Pernod Ricard’s key brands have on average existed for over 170 years, this gives the brand value and shows that they can grow across multiple generations.

Over 60% of spirits have restrictions on the origin of their ingredients, manufacturing or ageing. For example Tequila and Cognac must come from defined regions in Mexico and France respectively. This makes it a lot harder for local competitors to start their own brands as they need to have infrastructure in the country of origin.

Any spirit which is aged can take more than 20 years before they are sold, this investment in inventory increases the costs of starting a spirits business.

Alcoholic beverages have strict laws around marketing with limits on when an advert can be shown, its location and content. These laws have the unintended consequence of supporting established brands in the market as new brands can’t advertise their product easily, limiting new competition.

Intrinsic Value Vs Share price

A share price can change every day, but the true underlying value of the business is a lot more stable. When analysing a business at HL Select we try to identify its intrinsic value and then buy it when the share price gives us an opportunity for good risk-adjusted returns.

The market has been concerned about the impact of the coronavirus since news broke about it at the beginning of the year. It is an awful disease and our sympathies are with anyone who has been impacted by it.

We think the effects will reverberate around the Chinese economy for months. With working days cut and a highly infectious disease prevalent it’s likely the number of social occasions and consumption of alcohol will fall, which will undoubtedly have an impact on Pernod Ricard.

However its impact on the next 20 years of Pernod Ricard’s free cash flow, the factor which actually drives the intrinsic value will be small and that is why despite the current uncertainty we think Pernod Ricard looks like an interesting investment opportunity today.

Although please remember past performance is not a guide to the future and all investments will rise and fall in value so you could get back less than you invest.

Pernod Vs Diageo

We believe that the global spirits industry is the most attractive area within consumer staples. It offers strong margins and cash flows, supported by high barriers to entry and is well placed to capture value from the rising affluence of consumers in Asia and beyond.

Diageo is the largest global spirits manufacturer and is another holding in the fund. It is a great business, with industry leading margins and excellent return on capital.

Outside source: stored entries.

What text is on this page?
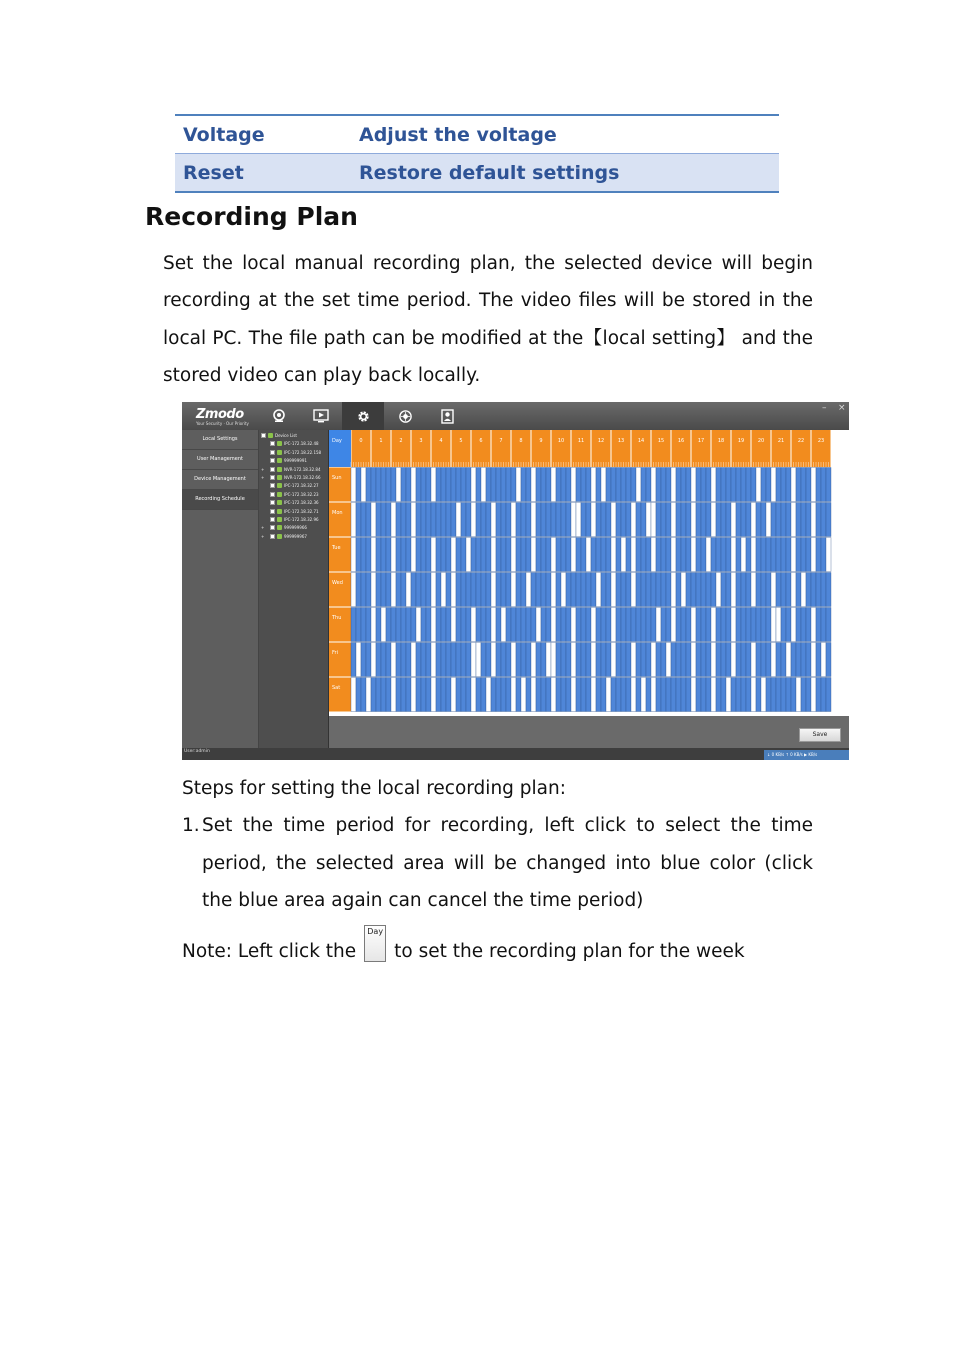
Voltage	Adjust the voltage
Reset	Restore default settings
Recording Plan
Set the local manual recording plan, the selected device will begin recording at the set time period. The video files will be stored in the local PC. The file path can be modified at the【local setting】 and the stored video can play back locally.
Zmodo
Your Security · Our Priority
– ×
Local Settings
User Management
Device Management
Recording Schedule
Device List
IPC-172.18.32.48
IPC-172.18.22.158
999999991
+	NVR-172.18.32.84
+	NVR-172.18.32.66
IPC-172.18.32.27
IPC-172.18.32.23
IPC-172.18.32.36
IPC-172.18.32.71
IPC-172.18.32.96
+	999999966
+	999999967
Day	0	1	2	3	4	5	6	7	8	9	10	11	12	13	14	15	16	17	18	19	20	21	22	23
Sun
Mon
Tue
Wed
Thu
Fri
Sat
Save
User:admin
↓ 0 KB/s ↑ 0 KB/s ▶ KB/s
Steps for setting the local recording plan:
1. Set the time period for recording, left click to select the time period, the selected area will be changed into blue color (click the blue area again can cancel the time period)
Note: Left click the
Day
to set the recording plan for the week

We believe adding Pernod Ricard over increasing our position in Diageo is the right decision because it has better growth opportunities in Asia, a higher percentage of sales from aged spirits and higher likelihood of margin expansion.

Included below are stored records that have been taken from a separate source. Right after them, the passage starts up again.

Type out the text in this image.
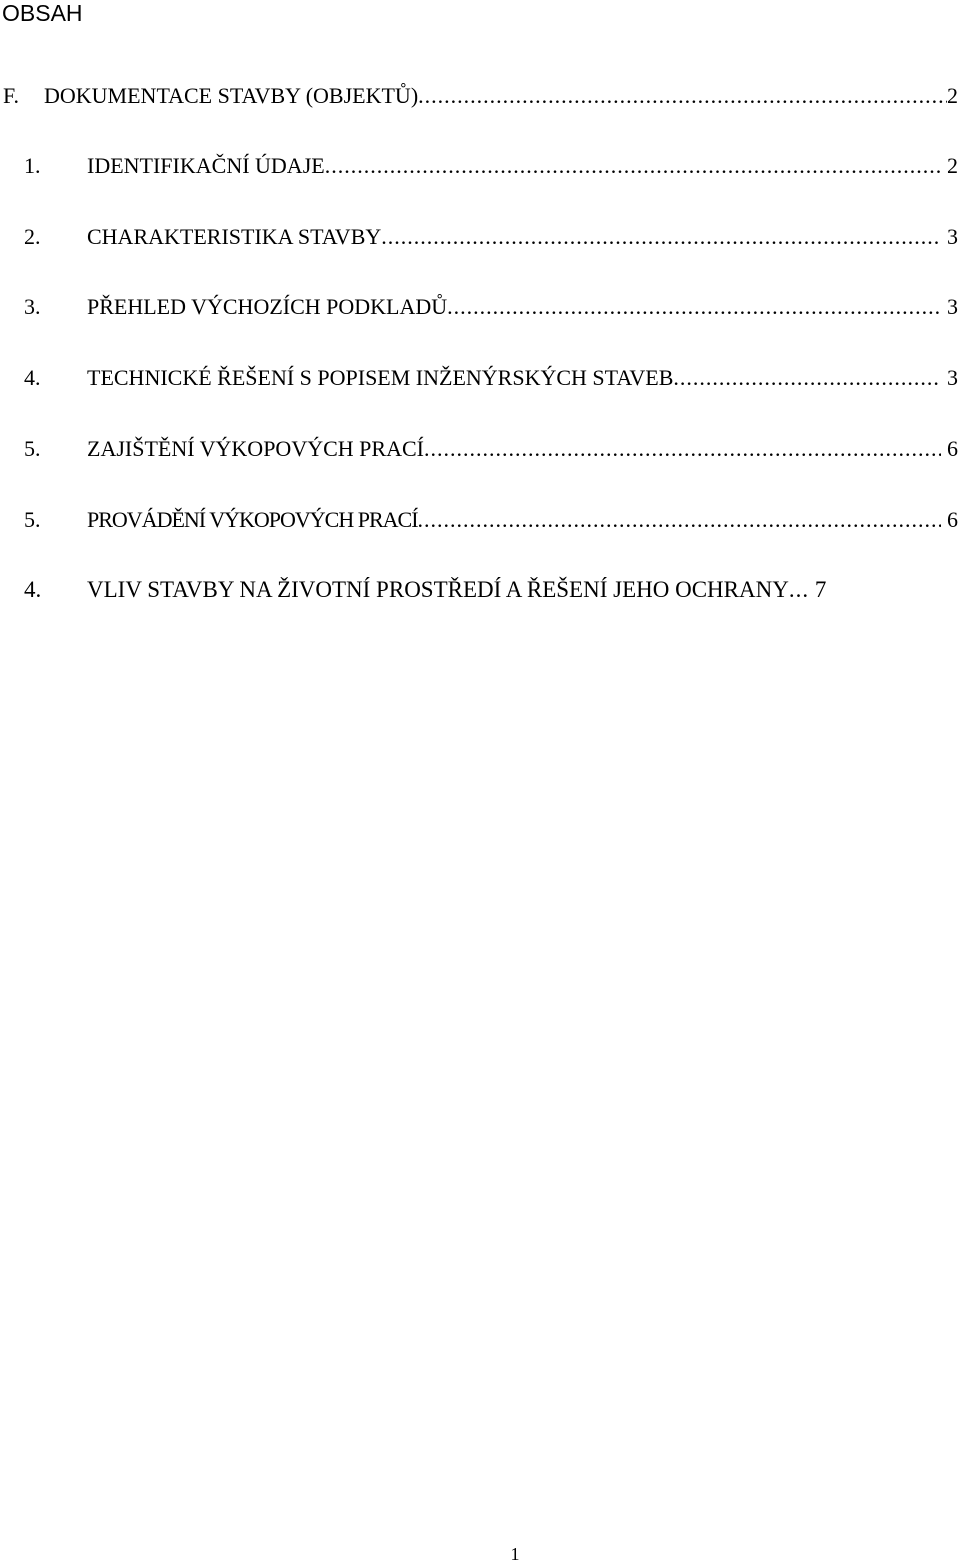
OBSAH
F. DOKUMENTACE STAVBY (OBJEKTŮ) .....	2
1. IDENTIFIKAČNÍ ÚDAJE .....	2
2. CHARAKTERISTIKA STAVBY .....	3
3. PŘEHLED VÝCHOZÍCH PODKLADŮ .....	3
4. TECHNICKÉ ŘEŠENÍ S POPISEM INŽENÝRSKÝCH STAVEB .....	3
5. ZAJIŠTĚNÍ VÝKOPOVÝCH PRACÍ .....	6
5. PROVÁDĚNÍ VÝKOPOVÝCH PRACÍ .....	6
4. VLIV STAVBY NA ŽIVOTNÍ PROSTŘEDÍ A ŘEŠENÍ JEHO OCHRANY ..... 7
1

Pernod Ricard margins are below Diageo, this doesn’t make sense in some regions where both businesses have similar scale. Pernod Ricard are committed to closing this gap which should help them grow operating profit and free cash flow over the next few years.

What we sold to buy Pernod Ricard

Our 3% position in Pernod Ricard was funded by cash, raised by reducing the size of holdings likely to be impacted by a slowdown in Chinese sales or international travel – CAE, LVMH, Booking and Shiseido.

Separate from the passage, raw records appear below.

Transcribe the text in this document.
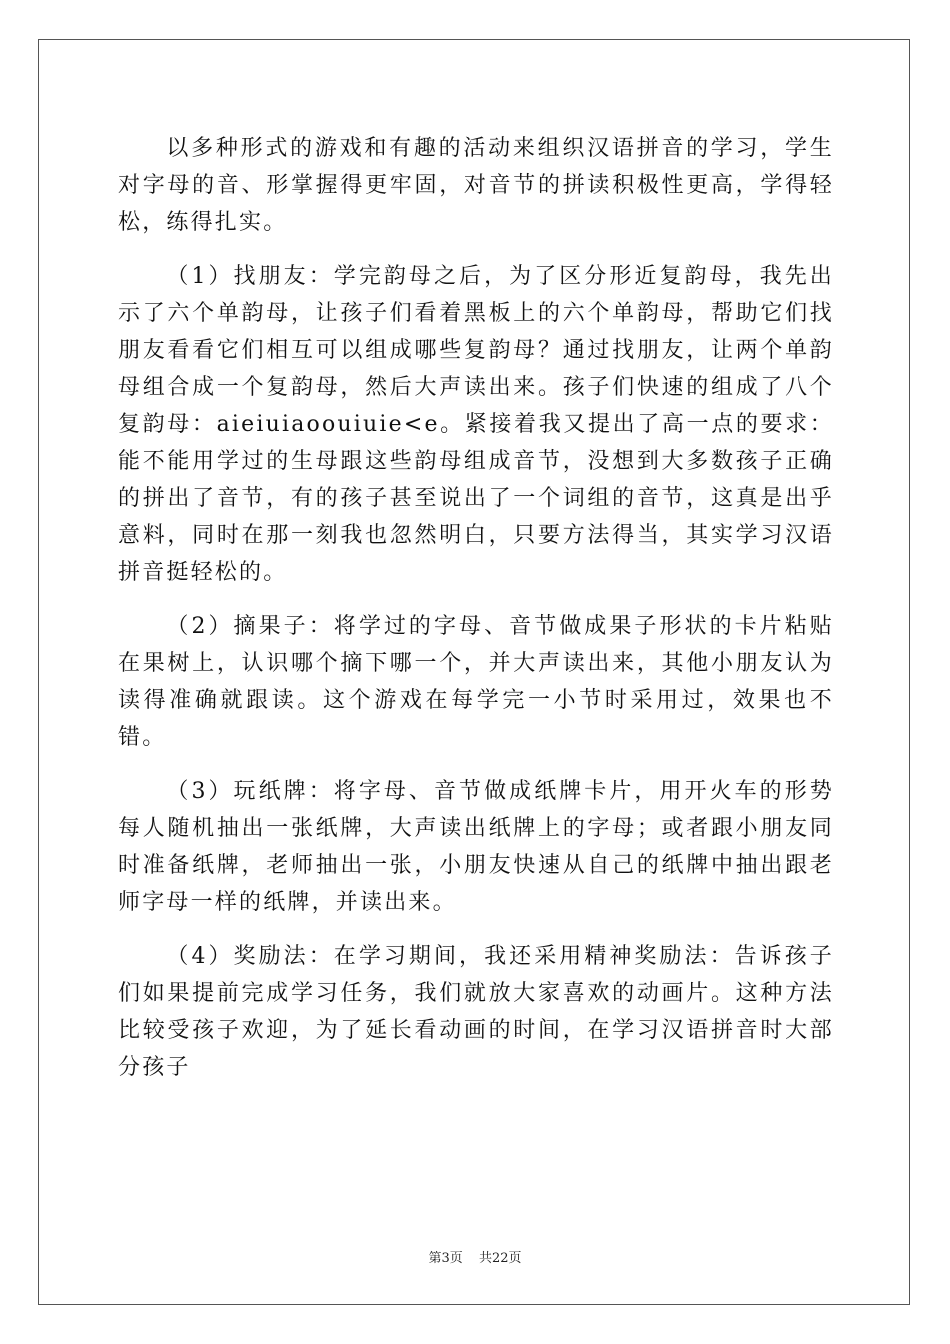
以多种形式的游戏和有趣的活动来组织汉语拼音的学习，学生对字母的音、形掌握得更牢固，对音节的拼读积极性更高，学得轻松，练得扎实。

（1）找朋友：学完韵母之后，为了区分形近复韵母，我先出示了六个单韵母，让孩子们看着黑板上的六个单韵母，帮助它们找朋友看看它们相互可以组成哪些复韵母？通过找朋友，让两个单韵母组合成一个复韵母，然后大声读出来。孩子们快速的组成了八个复韵母：aieiuiaoouiuie<e。紧接着我又提出了高一点的要求：能不能用学过的生母跟这些韵母组成音节，没想到大多数孩子正确的拼出了音节，有的孩子甚至说出了一个词组的音节，这真是出乎意料，同时在那一刻我也忽然明白，只要方法得当，其实学习汉语拼音挺轻松的。

（2）摘果子：将学过的字母、音节做成果子形状的卡片粘贴在果树上，认识哪个摘下哪一个，并大声读出来，其他小朋友认为读得准确就跟读。这个游戏在每学完一小节时采用过，效果也不错。

（3）玩纸牌：将字母、音节做成纸牌卡片，用开火车的形势每人随机抽出一张纸牌，大声读出纸牌上的字母；或者跟小朋友同时准备纸牌，老师抽出一张，小朋友快速从自己的纸牌中抽出跟老师字母一样的纸牌，并读出来。

（4）奖励法：在学习期间，我还采用精神奖励法：告诉孩子们如果提前完成学习任务，我们就放大家喜欢的动画片。这种方法比较受孩子欢迎，为了延长看动画的时间，在学习汉语拼音时大部分孩子

第3页 共22页
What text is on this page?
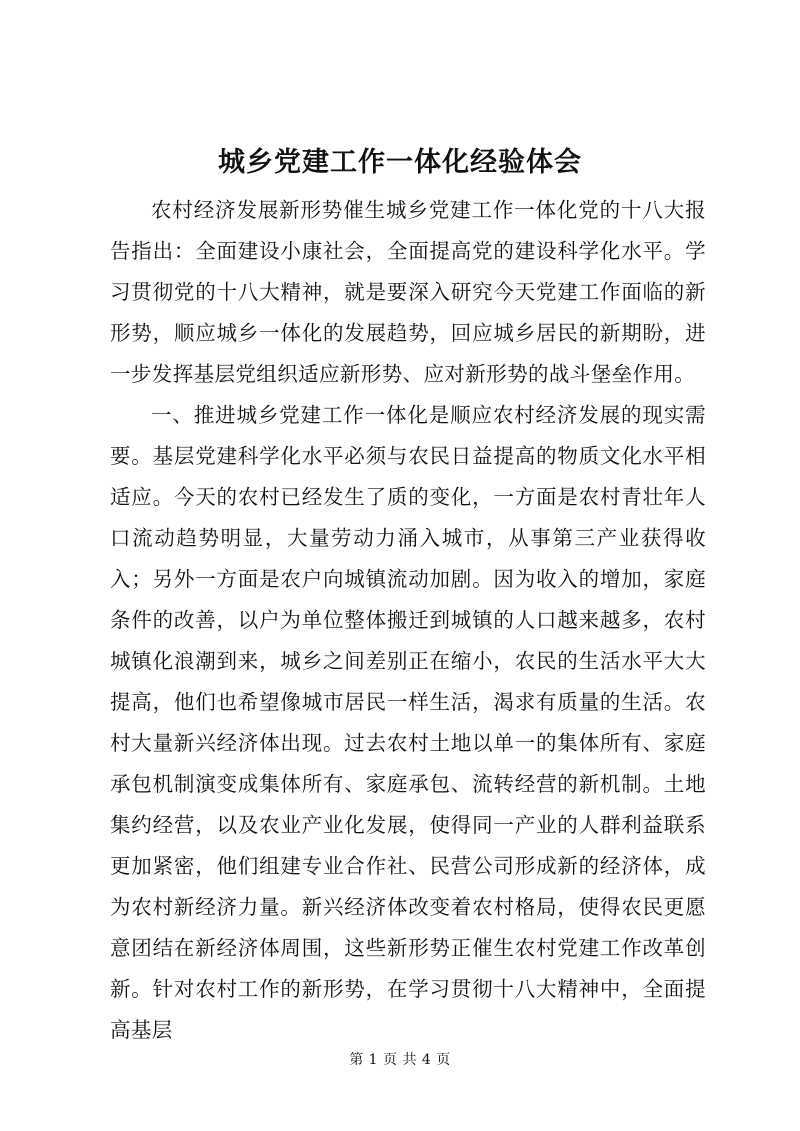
城乡党建工作一体化经验体会

农村经济发展新形势催生城乡党建工作一体化党的十八大报告指出：全面建设小康社会，全面提高党的建设科学化水平。学习贯彻党的十八大精神，就是要深入研究今天党建工作面临的新形势，顺应城乡一体化的发展趋势，回应城乡居民的新期盼，进一步发挥基层党组织适应新形势、应对新形势的战斗堡垒作用。

一、推进城乡党建工作一体化是顺应农村经济发展的现实需要。基层党建科学化水平必须与农民日益提高的物质文化水平相适应。今天的农村已经发生了质的变化，一方面是农村青壮年人口流动趋势明显，大量劳动力涌入城市，从事第三产业获得收入；另外一方面是农户向城镇流动加剧。因为收入的增加，家庭条件的改善，以户为单位整体搬迁到城镇的人口越来越多，农村城镇化浪潮到来，城乡之间差别正在缩小，农民的生活水平大大提高，他们也希望像城市居民一样生活，渴求有质量的生活。农村大量新兴经济体出现。过去农村土地以单一的集体所有、家庭承包机制演变成集体所有、家庭承包、流转经营的新机制。土地集约经营，以及农业产业化发展，使得同一产业的人群利益联系更加紧密，他们组建专业合作社、民营公司形成新的经济体，成为农村新经济力量。新兴经济体改变着农村格局，使得农民更愿意团结在新经济体周围，这些新形势正催生农村党建工作改革创新。针对农村工作的新形势，在学习贯彻十八大精神中，全面提高基层

第 1 页 共 4 页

Important - This article is not advice or a recommendation to buy, sell or hold any investment. No view is given on the present or future value or price of any investment, and investors should form their own view on any proposed investment. This article has not been prepared in accordance with legal requirements designed to promote the independence of investment research and is considered a marketing communication. Non-independent research is not subject to FCA rules prohibiting dealing ahead of research, however HL has put controls in place (including dealing restrictions, physical and information barriers) to manage potential conflicts of interest presented by such dealing. Please see our full non-independent research for more information. Unless otherwise stated performance figures are from Bloomberg and estimates, including prospective yields, are a consensus of analyst forecasts from Bloomberg. They are not a reliable indicator of future performance. Yields are variable and not guaranteed.